Hepatitis B, on the other hand, is transmitted through contaminated blood, and sometimes through sexual contact. Fortunately, a hepatitis B vaccine was developed in the mid-1980s, and eventually, universal vaccination for hepatitis B has become the norm.

Hepatitis C is usually acquired via contaminated blood, and rarely through sexual contact. Intravenous drug experimentation and blood transfusions before a test for the virus were available in 1989 are the major means of acquisition. Although a large number of baby boomers contracted hepatitis C in the generation of the ’60s or ’70s, the disease was not officially identified until 1989. Since the incubation period of a clinical illness is usually 20 to 30 years, this illness remained under the radar screen for a couple of more decades as those infected were usually asymptomatic.
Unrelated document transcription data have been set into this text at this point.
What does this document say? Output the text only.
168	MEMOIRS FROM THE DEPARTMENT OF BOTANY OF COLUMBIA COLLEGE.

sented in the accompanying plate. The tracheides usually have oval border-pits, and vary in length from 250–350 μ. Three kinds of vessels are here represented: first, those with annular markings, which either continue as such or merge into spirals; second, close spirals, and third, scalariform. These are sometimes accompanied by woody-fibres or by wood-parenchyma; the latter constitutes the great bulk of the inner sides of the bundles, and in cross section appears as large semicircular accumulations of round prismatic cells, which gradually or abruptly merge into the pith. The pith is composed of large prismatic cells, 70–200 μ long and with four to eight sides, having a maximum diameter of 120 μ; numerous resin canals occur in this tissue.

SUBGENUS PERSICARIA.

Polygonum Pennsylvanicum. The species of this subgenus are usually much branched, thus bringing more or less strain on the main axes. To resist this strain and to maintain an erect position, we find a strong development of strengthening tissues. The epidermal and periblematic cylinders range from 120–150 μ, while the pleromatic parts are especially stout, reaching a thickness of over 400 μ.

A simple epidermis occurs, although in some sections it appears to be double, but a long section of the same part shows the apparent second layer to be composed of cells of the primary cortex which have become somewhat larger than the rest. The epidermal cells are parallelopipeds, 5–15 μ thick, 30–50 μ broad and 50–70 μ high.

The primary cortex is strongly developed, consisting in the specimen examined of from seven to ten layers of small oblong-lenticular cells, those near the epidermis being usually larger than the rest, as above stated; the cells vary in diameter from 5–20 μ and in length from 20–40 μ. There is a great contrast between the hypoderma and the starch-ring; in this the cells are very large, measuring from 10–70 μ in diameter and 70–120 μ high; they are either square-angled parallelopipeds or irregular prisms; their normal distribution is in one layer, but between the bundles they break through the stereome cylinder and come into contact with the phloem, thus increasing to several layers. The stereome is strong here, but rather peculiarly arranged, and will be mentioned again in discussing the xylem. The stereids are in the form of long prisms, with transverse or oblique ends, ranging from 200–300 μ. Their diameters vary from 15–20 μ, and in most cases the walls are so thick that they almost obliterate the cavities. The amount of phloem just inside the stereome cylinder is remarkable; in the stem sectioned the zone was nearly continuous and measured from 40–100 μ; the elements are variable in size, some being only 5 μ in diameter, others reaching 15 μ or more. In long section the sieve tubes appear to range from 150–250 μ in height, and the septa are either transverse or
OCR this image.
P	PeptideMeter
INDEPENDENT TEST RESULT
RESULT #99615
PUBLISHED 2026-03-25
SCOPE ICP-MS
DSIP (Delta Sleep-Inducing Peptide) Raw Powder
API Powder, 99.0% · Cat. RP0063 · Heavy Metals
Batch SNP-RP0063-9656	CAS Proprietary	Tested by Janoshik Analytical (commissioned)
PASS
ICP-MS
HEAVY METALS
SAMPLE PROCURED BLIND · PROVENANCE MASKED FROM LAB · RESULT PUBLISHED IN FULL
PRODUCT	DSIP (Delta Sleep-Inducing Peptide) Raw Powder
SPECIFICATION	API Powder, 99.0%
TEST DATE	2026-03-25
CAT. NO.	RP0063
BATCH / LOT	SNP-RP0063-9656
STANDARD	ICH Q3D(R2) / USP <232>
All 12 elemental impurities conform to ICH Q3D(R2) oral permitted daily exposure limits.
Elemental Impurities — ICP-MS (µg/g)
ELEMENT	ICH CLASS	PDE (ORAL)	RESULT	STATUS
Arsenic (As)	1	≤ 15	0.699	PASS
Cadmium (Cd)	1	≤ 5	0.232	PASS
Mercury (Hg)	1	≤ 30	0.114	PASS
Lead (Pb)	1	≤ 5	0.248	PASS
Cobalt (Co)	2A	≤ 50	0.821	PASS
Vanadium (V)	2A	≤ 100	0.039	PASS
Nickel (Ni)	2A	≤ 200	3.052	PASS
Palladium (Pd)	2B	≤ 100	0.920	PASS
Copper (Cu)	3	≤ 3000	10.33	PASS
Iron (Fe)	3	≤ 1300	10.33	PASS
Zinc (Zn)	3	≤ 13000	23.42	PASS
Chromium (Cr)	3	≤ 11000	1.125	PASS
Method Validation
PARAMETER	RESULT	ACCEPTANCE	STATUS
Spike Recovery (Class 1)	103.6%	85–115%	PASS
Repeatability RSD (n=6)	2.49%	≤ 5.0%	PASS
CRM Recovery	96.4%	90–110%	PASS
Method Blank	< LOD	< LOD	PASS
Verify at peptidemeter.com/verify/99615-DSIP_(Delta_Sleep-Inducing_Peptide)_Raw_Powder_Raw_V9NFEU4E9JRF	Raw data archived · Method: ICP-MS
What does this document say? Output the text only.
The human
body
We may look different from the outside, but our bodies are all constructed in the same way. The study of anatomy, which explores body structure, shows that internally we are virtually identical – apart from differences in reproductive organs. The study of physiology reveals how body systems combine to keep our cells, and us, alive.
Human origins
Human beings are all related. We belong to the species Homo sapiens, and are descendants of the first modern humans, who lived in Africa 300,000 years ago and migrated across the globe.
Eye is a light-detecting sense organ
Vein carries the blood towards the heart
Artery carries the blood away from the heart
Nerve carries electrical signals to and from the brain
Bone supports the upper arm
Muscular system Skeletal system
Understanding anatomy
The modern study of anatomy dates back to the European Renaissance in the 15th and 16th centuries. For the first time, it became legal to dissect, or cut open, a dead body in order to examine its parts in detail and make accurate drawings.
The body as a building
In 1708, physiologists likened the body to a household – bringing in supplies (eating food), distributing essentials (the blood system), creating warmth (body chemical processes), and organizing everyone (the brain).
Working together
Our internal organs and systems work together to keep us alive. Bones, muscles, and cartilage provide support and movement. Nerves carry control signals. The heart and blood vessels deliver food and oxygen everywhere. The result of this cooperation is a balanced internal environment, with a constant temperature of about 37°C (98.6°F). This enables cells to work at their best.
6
At present, thousands of deaths worldwide are caused by hepatitis B and C from eventual liver failure from decades of chronic infection.

Learn more about the respiratory and brain infections.

Treatment of Hepatitis C

Image showing a bottle of interferon.
In the 1900s, antiviral medications were used on a trial basis, including the drug Interferon. (Image: Marc Bruxelle/Shutterstock)

Antiviral medications were trialed in the 1990s for hepatitis C, including the drug Interferon. This is an interesting remedy because it is naturally produced from humans in response to any viral illness. Hence, this has general antiviral properties.

It is an interesting observation that a person does not get sick with two virus infections at the same time. It is because the Interferon produced in response to one infection protects an individual for a short time from the other. Eventually, Interferon was commercially produced by recombinant DNA technology and became available for hepatitis treatment. Unfortunately, the clinical success rate of interferon for hepatitis C, even when combined with another antiviral medication called ribavirin, was no better than a 50 percent remission.

Other breakthroughs in the treatment of hepatitis C occurred after 2010 with the development of the protease inhibitor class of drugs that blocked the virus as it tried to exit the liver cells.

It is a tribute to modern medicine that we now view hepatitis C as a viral condition that has the potential for cure. These protease inhibitors, when taken for 12 to 24 weeks, give hepatitis C victims a chance to live virus-free.

Common Questions about the Viral Diseases of the 1950s and 1960s

Q: What causes the common cold?

Common colds are caused by the rhinoviruses and usually last for about a week.

Q: Why is it difficult to develop a drug for the cold viruses?

There are more than 100 known cold viruses, thus, it is difficult to develop a drug that could target all of them.

Q: How is hepatitis B transmitted?

Hepatitis B transmitted through contaminated blood, and sometimes through sexual contact.